State Key Laboratory of Resources and Environmental Information System, Institute of Geographical Sciences and Natural Resources Research, Chinese Academy of Sciences, Beijing, China.
College of Resources and Environment, University of Chinese Academy of Sciences, Beijing, China.
BMC Public Health. 2024 May 30;24(1):1451. doi: 10.1186/s12889-024-18869-0.
Dengue fever stands as one of the most extensively disseminated mosquito-borne infectious diseases worldwide. While numerous studies have investigated its influencing factors, a gap remains in long-term analysis, impeding the identification of temporal patterns, periodicity in transmission, and the development of effective prevention and control strategies. Thus, we aim to analyze the periodicity of dengue fever incidence and explore the association between various climate factors and the disease over an extended time series.
By utilizing monthly dengue fever cases and climate data spanning four decades (1978-2018) in Guangdong province, China, we employed wavelet analysis to detect dengue fever periodicity and analyze the time-lag relationship with climate factors. Additionally, Geodetector q statistic was employed to quantify the explanatory power of each climate factor and assess interaction effects.

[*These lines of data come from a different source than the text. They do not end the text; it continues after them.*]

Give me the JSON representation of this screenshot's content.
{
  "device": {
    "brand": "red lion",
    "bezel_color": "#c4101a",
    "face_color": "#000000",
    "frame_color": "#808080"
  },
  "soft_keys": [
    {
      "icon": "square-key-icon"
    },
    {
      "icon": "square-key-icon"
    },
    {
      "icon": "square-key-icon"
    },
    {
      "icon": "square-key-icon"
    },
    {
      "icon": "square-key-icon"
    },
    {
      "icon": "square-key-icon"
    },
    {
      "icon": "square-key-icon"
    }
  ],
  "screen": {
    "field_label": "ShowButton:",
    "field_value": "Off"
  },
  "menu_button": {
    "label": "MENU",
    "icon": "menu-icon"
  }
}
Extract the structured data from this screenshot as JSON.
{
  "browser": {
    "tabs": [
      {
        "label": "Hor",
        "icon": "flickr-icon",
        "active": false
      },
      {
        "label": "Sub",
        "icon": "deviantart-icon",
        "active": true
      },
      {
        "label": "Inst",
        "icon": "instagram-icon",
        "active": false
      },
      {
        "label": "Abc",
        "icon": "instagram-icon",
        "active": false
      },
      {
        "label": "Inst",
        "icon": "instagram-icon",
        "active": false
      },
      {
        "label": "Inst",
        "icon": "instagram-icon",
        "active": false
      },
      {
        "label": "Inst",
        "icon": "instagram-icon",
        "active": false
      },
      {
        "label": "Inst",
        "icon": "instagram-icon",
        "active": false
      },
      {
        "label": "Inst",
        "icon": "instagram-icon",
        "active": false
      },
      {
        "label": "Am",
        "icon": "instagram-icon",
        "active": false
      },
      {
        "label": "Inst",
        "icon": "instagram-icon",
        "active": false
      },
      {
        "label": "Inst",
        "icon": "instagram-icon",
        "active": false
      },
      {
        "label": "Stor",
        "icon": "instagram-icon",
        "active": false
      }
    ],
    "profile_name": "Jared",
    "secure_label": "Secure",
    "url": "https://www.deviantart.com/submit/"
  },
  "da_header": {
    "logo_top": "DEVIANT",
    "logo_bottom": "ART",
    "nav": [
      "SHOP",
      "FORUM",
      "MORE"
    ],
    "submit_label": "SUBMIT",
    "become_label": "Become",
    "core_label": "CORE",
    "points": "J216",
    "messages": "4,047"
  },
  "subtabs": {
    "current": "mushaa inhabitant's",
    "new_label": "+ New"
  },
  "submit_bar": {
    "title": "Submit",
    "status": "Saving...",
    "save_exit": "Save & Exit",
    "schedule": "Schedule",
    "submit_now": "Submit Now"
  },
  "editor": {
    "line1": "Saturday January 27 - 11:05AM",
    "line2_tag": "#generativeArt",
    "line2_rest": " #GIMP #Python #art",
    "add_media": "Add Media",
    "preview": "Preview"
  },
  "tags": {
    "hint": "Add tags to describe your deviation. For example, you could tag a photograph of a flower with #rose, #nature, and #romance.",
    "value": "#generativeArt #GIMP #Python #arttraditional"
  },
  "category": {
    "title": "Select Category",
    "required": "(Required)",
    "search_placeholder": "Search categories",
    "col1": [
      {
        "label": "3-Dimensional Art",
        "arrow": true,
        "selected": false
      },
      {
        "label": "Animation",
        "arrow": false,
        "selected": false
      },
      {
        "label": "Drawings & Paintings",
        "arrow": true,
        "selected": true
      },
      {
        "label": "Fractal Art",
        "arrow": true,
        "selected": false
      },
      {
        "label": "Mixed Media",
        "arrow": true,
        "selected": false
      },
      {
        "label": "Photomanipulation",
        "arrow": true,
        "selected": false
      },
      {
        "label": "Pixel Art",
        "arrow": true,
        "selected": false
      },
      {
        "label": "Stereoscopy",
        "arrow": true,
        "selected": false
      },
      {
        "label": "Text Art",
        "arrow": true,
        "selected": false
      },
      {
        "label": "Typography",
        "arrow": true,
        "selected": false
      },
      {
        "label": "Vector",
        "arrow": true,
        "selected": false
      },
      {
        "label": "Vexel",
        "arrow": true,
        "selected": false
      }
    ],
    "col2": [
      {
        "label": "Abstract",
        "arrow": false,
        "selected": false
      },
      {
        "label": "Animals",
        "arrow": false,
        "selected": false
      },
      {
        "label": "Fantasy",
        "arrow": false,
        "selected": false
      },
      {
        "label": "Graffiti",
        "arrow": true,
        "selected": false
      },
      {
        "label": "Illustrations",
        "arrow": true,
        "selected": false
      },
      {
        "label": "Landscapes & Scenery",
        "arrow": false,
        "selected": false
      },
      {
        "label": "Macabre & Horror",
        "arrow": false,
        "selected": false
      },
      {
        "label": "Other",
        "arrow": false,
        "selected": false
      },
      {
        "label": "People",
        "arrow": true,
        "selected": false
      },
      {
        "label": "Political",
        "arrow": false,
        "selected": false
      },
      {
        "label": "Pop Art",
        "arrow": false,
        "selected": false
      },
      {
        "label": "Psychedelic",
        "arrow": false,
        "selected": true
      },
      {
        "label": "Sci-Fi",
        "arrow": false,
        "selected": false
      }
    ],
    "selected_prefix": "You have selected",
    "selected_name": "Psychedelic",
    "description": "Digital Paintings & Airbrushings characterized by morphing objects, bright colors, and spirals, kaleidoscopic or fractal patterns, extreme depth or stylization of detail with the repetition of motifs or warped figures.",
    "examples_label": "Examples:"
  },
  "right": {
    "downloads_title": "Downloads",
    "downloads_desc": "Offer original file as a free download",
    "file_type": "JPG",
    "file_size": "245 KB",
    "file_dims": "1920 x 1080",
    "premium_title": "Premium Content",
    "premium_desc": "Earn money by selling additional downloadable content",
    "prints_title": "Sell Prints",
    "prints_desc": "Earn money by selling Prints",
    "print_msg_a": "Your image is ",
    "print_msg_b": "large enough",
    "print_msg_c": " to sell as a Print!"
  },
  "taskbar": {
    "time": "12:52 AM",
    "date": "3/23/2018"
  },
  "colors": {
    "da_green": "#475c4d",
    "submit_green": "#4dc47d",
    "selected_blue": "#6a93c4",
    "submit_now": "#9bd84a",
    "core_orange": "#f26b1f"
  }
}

Our findings revealed a prolonged transmission period of dengue fever over the 40-year period, transitioning from August to November in the 1970s to nearly year-round in the 2010s. Moreover, we observed lags of 1.5, 3.5, and 3 months between dengue fever and temperature, relative humidity, and precipitation, respectively. The explanatory power of precipitation, temperature, relative humidity, and the Oceanic Niño Index (ONI) on dengue fever was determined to be 18.19%, 12.04%, 11.37%, and 5.17%, respectively. Dengue fever exhibited susceptibility to various climate factors, with notable nonlinear enhancement arising from the interaction of any two variables. Notably, the interaction between precipitation and humidity yielded the most significant effect, accounting for an explanatory power of 75.32%.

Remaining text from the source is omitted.